Second, Mary said she was. When Gabriel (the same angel whom God had dispatched to the prophet Daniel, Dan. 8:16; 9:21) told Mary she would bear a son, she replied, “How shall this be, seeing I know not a man?” (Lk. 1:34).
Then comes Isaiah 7:14, probably one of the most maligned prophecies in Scripture. Critics have thrashed it around for centuries and tried to rip it to shreds by claiming that the Hebrew word almah, used for “virgin,” really means “young woman.” The truth is that before the birth of Jesus, Jewish scholars widely considered Isaiah 7:14 to be Messianic.2
The prophecy arrived during unusual circumstances. The Davidic dynasty—the exclusive possession of the southern kingdom of Judah—was in danger of annihilation. The northern kingdom of Israel had conspired with Syria to depose King Ahaz and end the Davidic dynasty through which God had promised to bring the Messiah. Though evil and faithless, Ahaz was, nevertheless, King David’s legitimate heir.
So God sent Isaiah and his young son, Shear-jashub, to Ahaz. “Fear not, neither be faint-hearted. . . . Thus saith the Lord GOD, It shall not stand, neither shall it come to pass” (Isa. 7:4, 7). Isaiah assured Ahaz the Davidic monarchy was safe and urged him to confirm God’s promise by asking for a sign. But Ahaz could not have cared less about a sign from God. He already had gone to Assyria for help (2 Ki. 16:7–9).
However, God graciously gave a sign anyway—not merely to Ahaz, but to the entire house of David (v. 13):
Therefore the Lord himself shall give you a sign; Behold, the virgin shall conceive, and bear a son, and shall call his name Immanuel [meaning “God with us”] (Isa. 7:14).
The sign was Jehovah’s unbreakable promise to the Jewish people that He would bring the Messiah through David’s line and that He would do it through a miraculous birth, just as He miraculously had birthed the nation of Israel itself through a woman too old to bear children and a 100-year-old man (Gen. 18:10–11; 21:1–7). God said, in essence, “Look for that birth, and you’ll know that I am with you.”
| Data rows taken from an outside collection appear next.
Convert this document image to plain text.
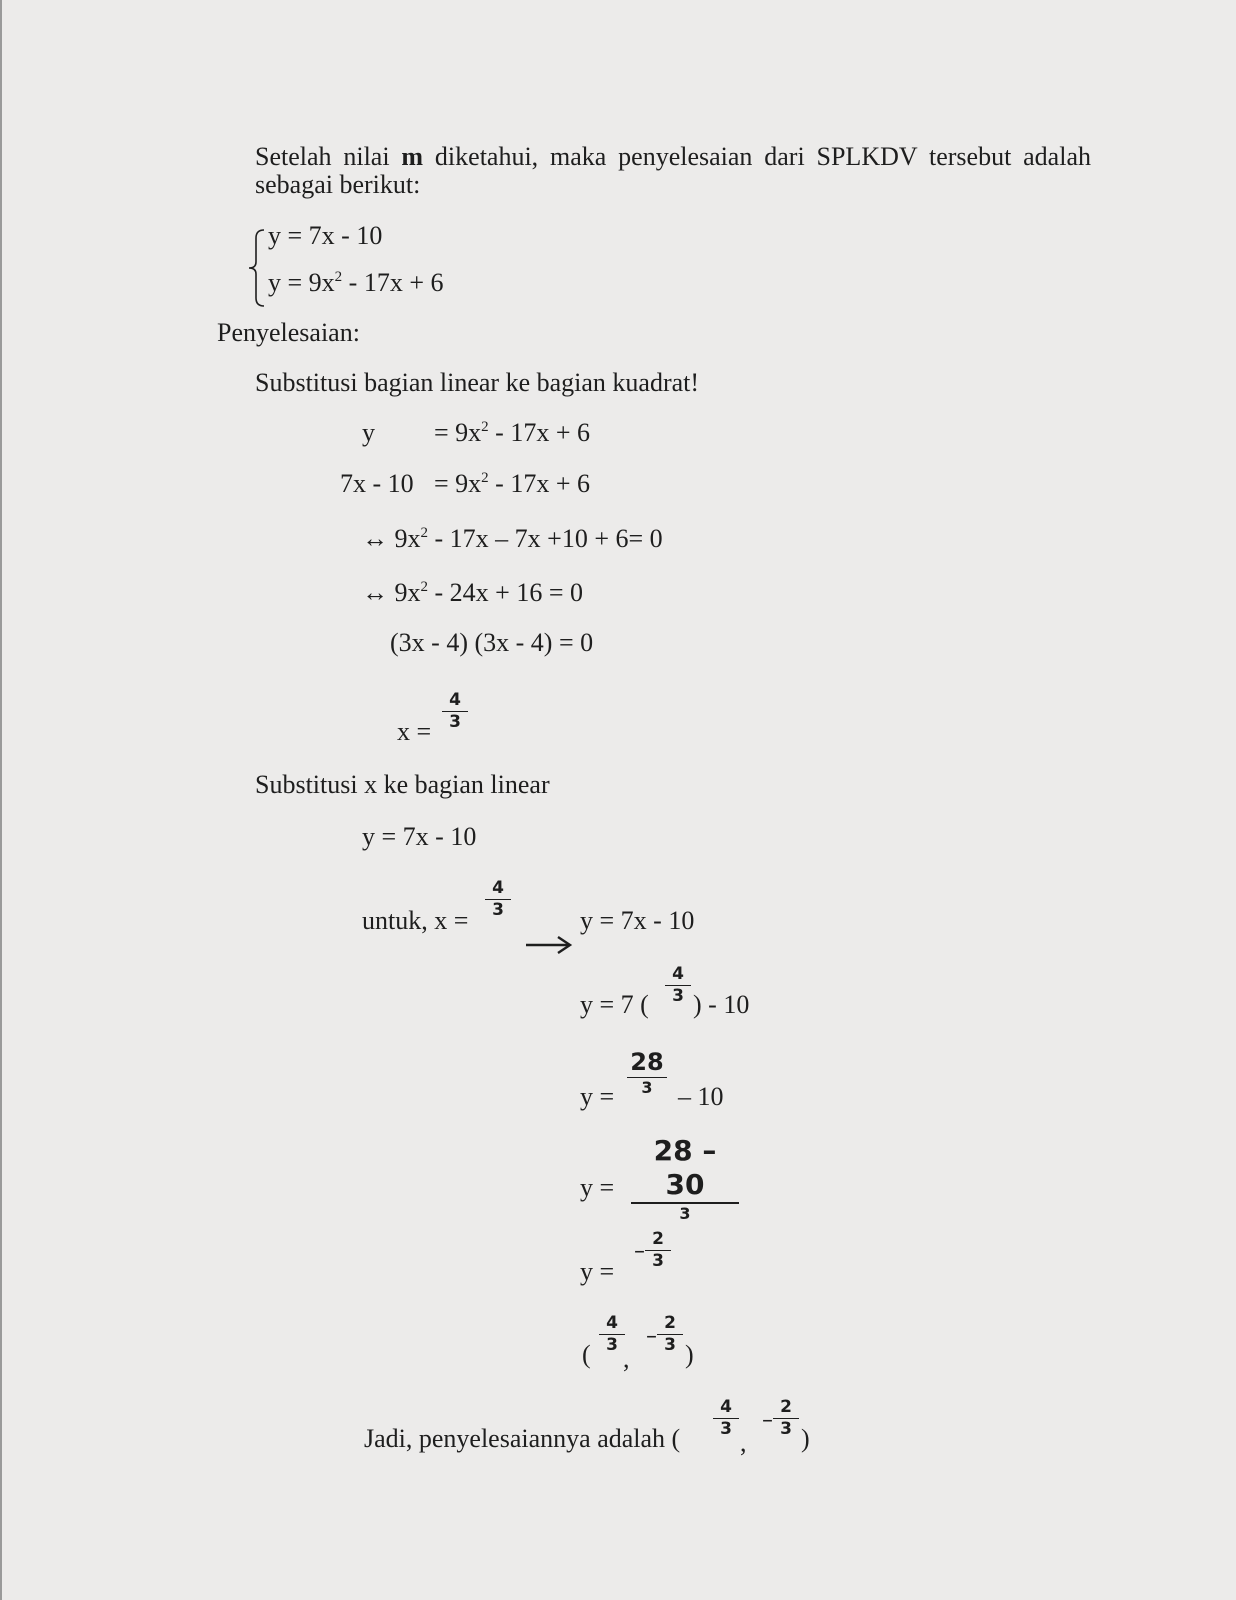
Setelah nilai m diketahui, maka penyelesaian dari SPLKDV tersebut adalah sebagai berikut:
y = 7x - 10
$y = 9x^2 - 17x + 6$
Penyelesaian:
Substitusi bagian linear ke bagian kuadrat!
$y = 9x^2 - 17x + 6$
$7x - 10 = 9x^2 - 17x + 6$
↔ $9x^2 - 17x - 7x +10 + 6= 0$
↔ $9x^2 - 24x + 16 = 0$
(3x - 4) (3x - 4) = 0
$x = \frac{4}{3}$
Substitusi x ke bagian linear
y = 7x - 10
untuk, $x = \frac{4}{3}$	y = 7x - 10
y = 7 ( $\frac{4}{3}$ ) - 10
y =
28
3 – 10
y =
28 – 30
3
y =
– $\frac{2}{3}$
( $\frac{4}{3}$
,
– $\frac{2}{3}$ )
Jadi, penyelesaiannya adalah ( $\frac{4}{3}$
,
– $\frac{2}{3}$ )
Then Isaiah may have turned to his little son, Shear-jashub, and told Ahaz, “Before the child shall know to refuse the evil, and choose the good, the land that thou abhorrest shall be forsaken by both her kings” (Isa. 7:16). In other words, “Don’t worry about Israel and Syria. I’ll take care of them Myself.”
Long before Jesus was born, 72 Jewish scholars translated the Hebrew Scriptures into Greek. The celebrated work, called the Septuagint, left no room for doubt concerning Isaiah 7:14. The men had translated almah into the Greek word parthenos, which irrefutably means “virgin.” The Septuagint was the Bible Matthew used when he wrote,
Now all this was done, that it might be fulfilled which was spoken by the Lord through the prophet, saying, Behold, the virgin shall be with child, and shall bring forth a son, and they shall call his name Immanuel, which, being interpreted, is God with us (Mt. 1:22–23).
Was Mary a virgin? Indisputably. But in the end, we don’t believe based on fact; we believe based on faith.
It takes faith to believe that God created the universe in six, 24-hour days. It takes faith to believe that Moses led the Israelites through the midst of the Red Sea on dry land; that God gave the Ten Commandments at Mt. Sinai; that the Bible, from Genesis to Revelation, is God’s Word; and that God so loves you and me that He came to Earth as Messiah of Israel, born of a Jewish virgin, and became the final sacrifice for even our most grievous sins.
Soon people will sing “Silent Night, Holy Night,” declaring anew the virginity of a Jewish girl whom God used to fulfill a promise He made to the Jewish people. Through them, He brought salvation to a needy, sinful world. Was Mary a virgin? The Bible says she was indeed. It also says, “Now faith is the substance of things hoped for, the evidence of things not seen” (Heb. 11:1) and that “without faith it is impossible to please him” (Heb. 11:6).
God once asked Abraham, “Is anything too hard for the LORD?” (Gen. 18:14). Perhaps on that answer rests the difference between eternal life and eternal death.